Integrating how as a source of data and story context

You need to think about how your data was generated because that line of thinking often leads you into more interesting and compelling storylines. Before drawing up a final outline for your story, brainstorm about how your source data was generated. If you find startling or attention-grabbing answers that are relevant to your story, consider introducing those in your writing or data visualization.

Finding stories in your data

If you know how to quickly and skillfully find stories in datasets, you can use this set of skills to save time when you're exploring the array of stories that your datasets offer. If you want to quickly analyze, understand, and evaluate the stories in datasets, then you need to have solid data analysis and visualization skills. With these skills, you can quickly discover which datasets to keep and which to discard. Getting up to speed in relevant data science skills also helps you quickly find the most interesting, relevant stories in the datasets you select to support your story.

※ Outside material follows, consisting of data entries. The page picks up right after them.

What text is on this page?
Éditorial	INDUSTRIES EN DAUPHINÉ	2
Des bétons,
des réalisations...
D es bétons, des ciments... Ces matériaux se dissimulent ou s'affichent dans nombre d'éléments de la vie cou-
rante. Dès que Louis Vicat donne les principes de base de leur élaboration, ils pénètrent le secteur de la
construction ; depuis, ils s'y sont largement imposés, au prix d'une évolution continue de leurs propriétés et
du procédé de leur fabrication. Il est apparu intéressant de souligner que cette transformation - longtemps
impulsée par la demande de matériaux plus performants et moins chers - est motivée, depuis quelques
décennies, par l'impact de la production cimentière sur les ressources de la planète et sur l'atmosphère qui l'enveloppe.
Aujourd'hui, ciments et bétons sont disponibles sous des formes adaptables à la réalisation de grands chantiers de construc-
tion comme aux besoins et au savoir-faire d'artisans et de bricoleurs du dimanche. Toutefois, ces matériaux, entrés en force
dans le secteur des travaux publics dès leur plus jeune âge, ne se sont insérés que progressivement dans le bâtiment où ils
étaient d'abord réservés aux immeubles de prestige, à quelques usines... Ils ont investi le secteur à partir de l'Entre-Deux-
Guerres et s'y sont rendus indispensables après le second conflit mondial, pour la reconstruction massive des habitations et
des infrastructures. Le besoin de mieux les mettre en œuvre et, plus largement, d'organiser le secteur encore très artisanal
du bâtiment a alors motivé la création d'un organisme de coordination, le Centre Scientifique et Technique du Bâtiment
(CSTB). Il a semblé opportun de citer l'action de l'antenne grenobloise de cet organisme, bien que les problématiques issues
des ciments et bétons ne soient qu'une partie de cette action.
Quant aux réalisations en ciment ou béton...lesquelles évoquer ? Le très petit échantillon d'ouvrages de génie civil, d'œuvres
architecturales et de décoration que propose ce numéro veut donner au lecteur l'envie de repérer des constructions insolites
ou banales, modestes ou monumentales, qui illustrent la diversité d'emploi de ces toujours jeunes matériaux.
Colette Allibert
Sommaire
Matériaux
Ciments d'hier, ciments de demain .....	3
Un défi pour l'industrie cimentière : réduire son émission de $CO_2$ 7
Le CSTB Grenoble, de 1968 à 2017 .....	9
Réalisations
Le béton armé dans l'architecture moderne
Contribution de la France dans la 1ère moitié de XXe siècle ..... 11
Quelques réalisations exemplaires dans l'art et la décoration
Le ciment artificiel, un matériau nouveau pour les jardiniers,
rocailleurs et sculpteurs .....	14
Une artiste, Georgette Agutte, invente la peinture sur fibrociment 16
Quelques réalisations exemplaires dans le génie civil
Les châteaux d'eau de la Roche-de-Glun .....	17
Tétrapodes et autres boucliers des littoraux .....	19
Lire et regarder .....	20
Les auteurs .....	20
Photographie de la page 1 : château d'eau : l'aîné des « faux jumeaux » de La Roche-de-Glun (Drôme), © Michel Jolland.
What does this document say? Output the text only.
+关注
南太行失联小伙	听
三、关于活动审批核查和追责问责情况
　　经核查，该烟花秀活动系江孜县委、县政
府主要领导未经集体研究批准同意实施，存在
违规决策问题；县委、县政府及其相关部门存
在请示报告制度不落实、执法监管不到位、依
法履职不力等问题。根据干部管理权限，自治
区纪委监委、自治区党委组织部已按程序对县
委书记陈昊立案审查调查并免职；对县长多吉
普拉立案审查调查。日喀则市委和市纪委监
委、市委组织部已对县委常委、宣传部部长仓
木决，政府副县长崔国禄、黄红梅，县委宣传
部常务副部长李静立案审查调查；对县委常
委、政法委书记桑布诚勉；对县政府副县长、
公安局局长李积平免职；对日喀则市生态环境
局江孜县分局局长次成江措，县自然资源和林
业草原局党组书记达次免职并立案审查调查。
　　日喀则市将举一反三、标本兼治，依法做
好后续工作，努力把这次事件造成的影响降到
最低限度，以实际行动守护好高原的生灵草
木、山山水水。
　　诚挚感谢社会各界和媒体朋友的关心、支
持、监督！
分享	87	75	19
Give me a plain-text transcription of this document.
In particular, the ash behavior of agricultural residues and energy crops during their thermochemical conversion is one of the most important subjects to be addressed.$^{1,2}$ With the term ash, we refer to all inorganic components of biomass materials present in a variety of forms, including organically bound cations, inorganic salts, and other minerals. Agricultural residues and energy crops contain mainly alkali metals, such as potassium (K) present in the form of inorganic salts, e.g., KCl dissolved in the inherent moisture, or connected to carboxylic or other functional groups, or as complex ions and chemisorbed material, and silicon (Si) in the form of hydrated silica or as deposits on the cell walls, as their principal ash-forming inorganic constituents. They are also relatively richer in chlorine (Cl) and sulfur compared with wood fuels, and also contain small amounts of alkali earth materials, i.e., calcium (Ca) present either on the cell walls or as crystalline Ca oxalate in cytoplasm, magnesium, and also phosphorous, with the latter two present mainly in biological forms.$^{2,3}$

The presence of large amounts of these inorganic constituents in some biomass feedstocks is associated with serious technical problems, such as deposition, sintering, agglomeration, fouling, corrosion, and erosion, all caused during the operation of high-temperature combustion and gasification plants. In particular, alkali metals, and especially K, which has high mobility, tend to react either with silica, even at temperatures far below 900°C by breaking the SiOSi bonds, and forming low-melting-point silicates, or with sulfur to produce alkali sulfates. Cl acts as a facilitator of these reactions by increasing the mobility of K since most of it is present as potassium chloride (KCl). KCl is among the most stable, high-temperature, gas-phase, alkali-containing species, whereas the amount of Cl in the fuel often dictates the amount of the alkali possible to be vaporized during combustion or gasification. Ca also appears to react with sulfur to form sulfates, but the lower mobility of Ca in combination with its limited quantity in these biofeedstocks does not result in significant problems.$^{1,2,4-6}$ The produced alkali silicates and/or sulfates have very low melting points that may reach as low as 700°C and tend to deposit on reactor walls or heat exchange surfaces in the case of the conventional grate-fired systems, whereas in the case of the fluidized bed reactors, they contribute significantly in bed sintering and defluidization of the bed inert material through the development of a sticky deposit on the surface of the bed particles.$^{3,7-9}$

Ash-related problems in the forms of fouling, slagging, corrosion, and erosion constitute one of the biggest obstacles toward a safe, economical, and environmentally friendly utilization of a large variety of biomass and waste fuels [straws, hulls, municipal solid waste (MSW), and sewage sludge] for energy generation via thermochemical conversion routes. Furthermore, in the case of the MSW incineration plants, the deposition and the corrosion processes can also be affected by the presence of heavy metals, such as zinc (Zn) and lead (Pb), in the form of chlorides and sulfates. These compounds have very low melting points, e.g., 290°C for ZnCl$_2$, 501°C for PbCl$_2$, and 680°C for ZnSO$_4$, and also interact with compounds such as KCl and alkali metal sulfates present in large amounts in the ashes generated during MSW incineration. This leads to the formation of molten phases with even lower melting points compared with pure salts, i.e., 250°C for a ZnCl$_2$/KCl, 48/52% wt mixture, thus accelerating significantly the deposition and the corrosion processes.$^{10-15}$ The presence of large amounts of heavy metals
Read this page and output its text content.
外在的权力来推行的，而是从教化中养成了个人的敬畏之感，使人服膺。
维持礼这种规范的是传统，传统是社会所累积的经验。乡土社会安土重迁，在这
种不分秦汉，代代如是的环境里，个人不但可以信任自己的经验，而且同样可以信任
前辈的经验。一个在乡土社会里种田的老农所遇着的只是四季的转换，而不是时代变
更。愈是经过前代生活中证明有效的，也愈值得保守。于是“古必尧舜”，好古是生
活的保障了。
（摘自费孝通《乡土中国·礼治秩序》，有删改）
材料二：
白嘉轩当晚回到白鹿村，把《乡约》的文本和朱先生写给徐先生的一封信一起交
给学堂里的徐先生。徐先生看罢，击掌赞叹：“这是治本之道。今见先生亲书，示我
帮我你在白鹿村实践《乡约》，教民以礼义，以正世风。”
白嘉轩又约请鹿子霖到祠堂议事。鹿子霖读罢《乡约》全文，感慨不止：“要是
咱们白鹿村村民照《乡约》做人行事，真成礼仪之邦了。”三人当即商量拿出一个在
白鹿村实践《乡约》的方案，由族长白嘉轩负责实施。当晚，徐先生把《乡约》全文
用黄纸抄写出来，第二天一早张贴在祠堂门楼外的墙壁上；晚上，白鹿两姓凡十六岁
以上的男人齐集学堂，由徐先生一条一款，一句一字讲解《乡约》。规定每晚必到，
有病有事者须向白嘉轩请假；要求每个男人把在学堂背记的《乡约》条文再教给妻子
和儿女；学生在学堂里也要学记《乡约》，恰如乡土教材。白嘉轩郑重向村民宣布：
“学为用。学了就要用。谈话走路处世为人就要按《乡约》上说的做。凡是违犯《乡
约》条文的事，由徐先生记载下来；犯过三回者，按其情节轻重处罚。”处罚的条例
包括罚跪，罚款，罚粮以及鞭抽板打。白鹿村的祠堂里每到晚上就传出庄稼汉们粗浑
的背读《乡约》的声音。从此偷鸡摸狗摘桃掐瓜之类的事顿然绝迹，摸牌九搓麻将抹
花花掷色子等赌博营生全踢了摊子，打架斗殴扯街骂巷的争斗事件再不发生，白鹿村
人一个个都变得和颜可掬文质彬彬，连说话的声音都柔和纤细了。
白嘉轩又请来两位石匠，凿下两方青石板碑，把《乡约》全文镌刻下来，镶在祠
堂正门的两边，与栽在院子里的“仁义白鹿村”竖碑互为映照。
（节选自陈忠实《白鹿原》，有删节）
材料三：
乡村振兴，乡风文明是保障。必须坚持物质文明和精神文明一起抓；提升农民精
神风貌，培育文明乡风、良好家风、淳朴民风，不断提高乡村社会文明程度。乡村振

Presenting a data-driven story

How you present your data-driven story determines much about whether it succeeds or fails with your target audience. Should you use an infographic? A chart? A map? Should your visualization be static or interactive? You have to consider countless aspects when deciding how to best present your story.

General Macs Articles

Data Journalism: Why the Story Matters

The human capacity to question and understand why things are the way they are is a clear delineation point between the human species and other highly cognitive mammals. Answers to questions about why help you to make better-informed decisions. These answers help you to better structure the world around you and help you develop reasoning beyond what you need for mere survival. In data journalism, as in all other types of business, answers to the question why help you predict how people and markets respond. These answers help you know how to proceed to achieve an outcome of most probable success. Knowing why your story matters helps you write and present it in a way that achieves the most favorable outcomes — presumably, that your readers enjoy and take tremendous value from consuming your content.

Asking why in order to generate and augment a storyline

No matter what topic you're crafting a story around, it's incredibly important to generate a storyline around the wants and needs of your target audience. After you know who your audience is and what needs they most often try to satisfy by consuming content, use that knowledge to help you craft your storyline. If you want to write a story and design a visualization that precisely targets the needs and wants of your readership, take the time to pinpoint why people would be interested in your story, and create a story that directly meets that desire in as many ways as possible.

Why your audience should care

People care about things that matter to them and that affect their lives. Generally, people want to feel happy and safe. They want to have fulfilling relationships. They want to have good status among their peers. People like to learn things, particularly things that help them earn more money. People like possessions and things that bring them comfort, status, and security. People like to feel good about themselves and what they do. This is all part of human nature. The desires just described summarize why people care about anything — from the readers of your story to the person down the street. People care because it does something for them, it fills one of their core desires. Consequently, if your goal is to publish a high-performing, well-received data journalism piece, make sure to craft it in a way that fulfills one or two core desires of your target readership.